In Chase, the Appeals Court held that absent a factual basis in the record to support the patient’s allegations that he relied upon representations made by the defendant, Independent Practice Association (“IPA”), that the physician was its agent or employee, IPA was not vicariously liable for the physician’s alleged negligence under a theory of apparent agency. See Chase, 31 Mass.App.Ct. at 666-67. In that case, the patient brought a medical malpractice action against a physician, a health maintenance organization (“HMO"), and IPA which contracted to arrange for health services and provided physicians for HMO members. Id. at 661. The court found that IPA did not control, or retain the right to control, the professional activities of the physician, and responsibility for the *289actual provision of medical treatment rested with the physician. Id. at 666-67. The court also found that IPA was not liable under a theory of apparent agency because the plaintiff failed to show a reliance upon representations made by IPA that the physician was its agent or employee. Id. at 667-68. The plaintiff did not allege that she believed that the physician was an employee or agent of IPA, and her statement that she was not made aware that the doctors were not employees of the HMO was insufficient to raise a claim of apparent agency. Id.
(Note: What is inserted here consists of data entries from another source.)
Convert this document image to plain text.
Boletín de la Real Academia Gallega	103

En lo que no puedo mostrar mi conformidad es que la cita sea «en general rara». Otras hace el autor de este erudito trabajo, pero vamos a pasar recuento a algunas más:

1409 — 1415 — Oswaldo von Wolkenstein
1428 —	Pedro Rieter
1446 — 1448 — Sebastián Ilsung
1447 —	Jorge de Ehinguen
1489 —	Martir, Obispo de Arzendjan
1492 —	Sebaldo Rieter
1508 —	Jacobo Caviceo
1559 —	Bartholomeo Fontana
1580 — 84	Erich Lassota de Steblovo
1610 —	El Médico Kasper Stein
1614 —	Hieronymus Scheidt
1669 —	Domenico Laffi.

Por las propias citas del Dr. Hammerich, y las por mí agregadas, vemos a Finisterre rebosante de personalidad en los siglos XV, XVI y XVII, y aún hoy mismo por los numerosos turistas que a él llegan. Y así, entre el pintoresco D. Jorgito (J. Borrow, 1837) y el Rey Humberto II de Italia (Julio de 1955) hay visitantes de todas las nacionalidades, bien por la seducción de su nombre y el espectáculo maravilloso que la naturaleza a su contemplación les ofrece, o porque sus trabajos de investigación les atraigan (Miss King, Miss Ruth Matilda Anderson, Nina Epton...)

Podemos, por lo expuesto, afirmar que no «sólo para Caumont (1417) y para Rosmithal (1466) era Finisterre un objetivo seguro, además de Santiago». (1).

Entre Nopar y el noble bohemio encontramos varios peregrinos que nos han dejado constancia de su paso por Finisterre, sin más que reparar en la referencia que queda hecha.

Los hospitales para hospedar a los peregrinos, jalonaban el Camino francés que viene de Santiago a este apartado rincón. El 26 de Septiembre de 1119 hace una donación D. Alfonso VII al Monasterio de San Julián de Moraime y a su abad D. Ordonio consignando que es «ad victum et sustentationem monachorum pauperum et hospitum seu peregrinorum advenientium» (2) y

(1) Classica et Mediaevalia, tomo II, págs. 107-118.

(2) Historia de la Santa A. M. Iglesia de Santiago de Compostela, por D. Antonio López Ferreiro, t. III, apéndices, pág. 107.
In the present case, Harding has presented no evidence to demonstrate that he relied upon representations made by BME, or that such representations were actually made. Other than the fact that the examination took place in BME’s offices, there is no factual basis in the record to support a theory that Harding relied upon any representations. His contention that Dr. Goodman was clothed with the apparent authority of BME because he conducted the examination on BME property and utilized its facilities and support staff is without merit. To establish apparent agency, Harding must prove not only a reasonable belief that Dr. Goodman was an employee or agent of BME, but also that this belief was caused by the manifestations of BME made directly or through trademarks, signs, or advertising. See Loynd v. Emerson Hospital, 2001 WL 417281 (Super.Ct. 2001) (J. Houston) [[13 Mass. L. Rptr. 61]. The fact that the examination took place in BME’s offices and that the plaintiff was not informed of the employment status of his treating physician do not create a genuine issue of material fact as to the existence of any apparent authority.2 See id. It is essential under the theory of vicarious liability based on apparent agency for the record to indicate how, to what extent, and under what circumstances the plaintiff came to believe that Dr. Goodman was employed by BME, and the reasonableness of this belief. See id.
ORDER
For the foregoing reasons, the defendant’s motion for summary judgment is ALLOWED.
Harding testified at his deposition that the BME company name or logo did not appear on any of Dr. Goodman’s clothing. Harding indicated that he had assumed Dr. Goodman worked for BME only because “he was in a BME office and works out of those offices.”